Dei leonfortesi, molti li riconosceva dalla voce, alcuni addirittura dal rumore dei passi, altri ancora…dal loro odore.
Non è che lui profumasse molto, in verità; anzi, a causa della sua condizione, gli capitava spesso di incorrere in alcuni inconvenienti, dai quali neppure quelli con una vista d’aquila erano immuni.
Molte strade erano disselciate e vi razzolavano liberamente le galline, mentre i maiali grugnivano e grufolavano, lasciando
disinvoltamente i loro escrementi (che andavano ad aggiungersi a quelli di cani e gatti, lasciati anche essi in libertà), sui quali capitava di poggiare il piede. A tutti capitava; figurarsi ad uno che non ci vedeva!

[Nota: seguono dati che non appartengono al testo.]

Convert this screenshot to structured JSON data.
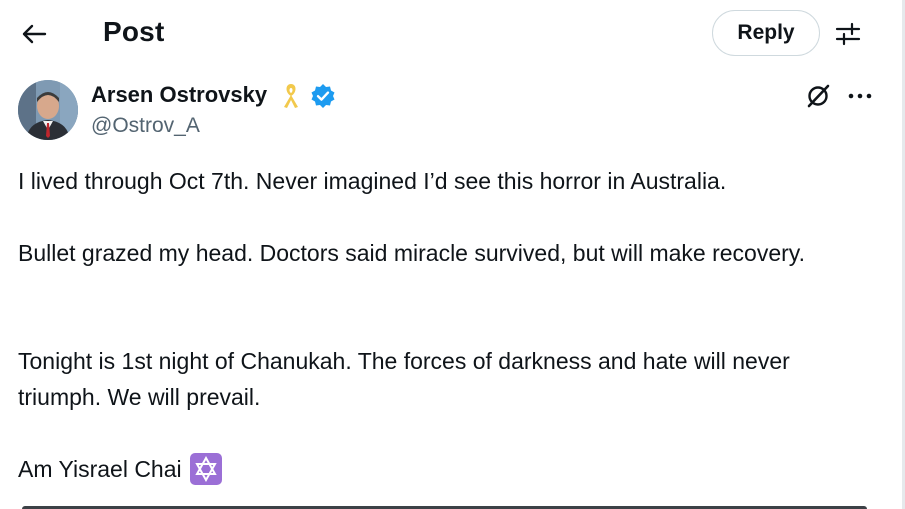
{
  "header": {
    "title": "Post",
    "reply_label": "Reply"
  },
  "author": {
    "name": "Arsen Ostrovsky",
    "handle": "@Ostrov_A"
  },
  "post": {
    "paragraphs": [
      "I lived through Oct 7th. Never imagined I’d see this horror in Australia.",
      "Bullet grazed my head. Doctors said miracle survived, but will make recovery.",
      "Tonight is 1st night of Chanukah. The forces of darkness and hate will never triumph. We will prevail.",
      "Am Yisrael Chai"
    ]
  },
  "icons": {
    "back": "arrow-left-icon",
    "settings": "sliders-icon",
    "ribbon": "yellow-ribbon-icon",
    "verified": "verified-badge-icon",
    "grok": "grok-icon",
    "more": "more-dots-icon",
    "star": "star-of-david-emoji"
  },
  "colors": {
    "text": "#0f1419",
    "secondary": "#536471",
    "verified": "#1d9bf0",
    "ribbon": "#f2c94c",
    "emoji_bg": "#9b6fd6"
  }
}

Girava Peppino, aiutandosi con il suo bastoncino bianco, instancabilmente per tutto il paese e fermandosi agli angoli delle case per gridare le ordinanze municipali e quanto altro sarebbe potuto essere di pubblico interesse.
Di altezza media, magro ma non smunto, rivestito di una giacca quasi sudicia, aveva legata al collo una cordicina dalla quale pendeva una sconquassata cassetta di legno, che finiva a poggiarglisi sul torace e alla quale era appiccicata una sbiadita immaginetta, che voleva raffigurare le anime del Purgatorio.
Sopra e sotto la cassetta, due fessure che gli consentivano di recuperare svelto la povera moneta, che un povero benefattore gli dava in elemosina.
Quando non aveva da assolvere alle sue, diciamo così, funzioni istituzionali, il grido diventava quasi un lamento di implorazione di aiuto in nome delle Anime Sante del Purgatorio, “ Armi do’ Priatoriu, divotiiiii”,straziava.
Il timbro della voce, ad un tempo squillante ed oltretombale, aveva in sé qualcosa di dolce malinconia che, insinuandosi nelle pieghe più nascoste dell’anima, sembrava fare sentire la voce dei cari defunti, bisognosi di essere ricordati con le opere di misericordia e con la preghiera.
Sembrava che Pippinu l’uorbu un contatto diretto con l’aldilà l’avesse e che un’opera di bene fatta a lui per conto dei cari trapassati, ne andasse ad arrifriscare l’arma.
La povera gente, che non poteva permettersi il lusso di sborsare una seppur minima somma in offerta per una Messa di suffragio, ricorreva a una qualsiasi opera di bene in favore di quell’uomo che, in tempo reale si metteva in contatto con il defunto.
Nella via Pentolai, nelle adiacenze della Granfonte, la povera vedova di Cola non aveva che un uovo da offrire e, ogni venerdì
puntualmente, Peppino le si presentava davanti l’uscio di casa, per sorbirlo quell’uovo bello caldo.
Era quasi un rito. Sedeva su un furrizzu e stringeva il bastone bianco tra le gambe. Quindi, bucava l’uovo alle due estremità e
“ o Cola, ca ti duormi ‘nti sta terra, ti manna stu’ arrifriscu to’ mugghieri…ti manna stu’ arrifriscu to’ mugghieri…e pi l’amuri to’ iu mi sucu st’ uovu”,tuonava prima di cominciare a sorbirselo.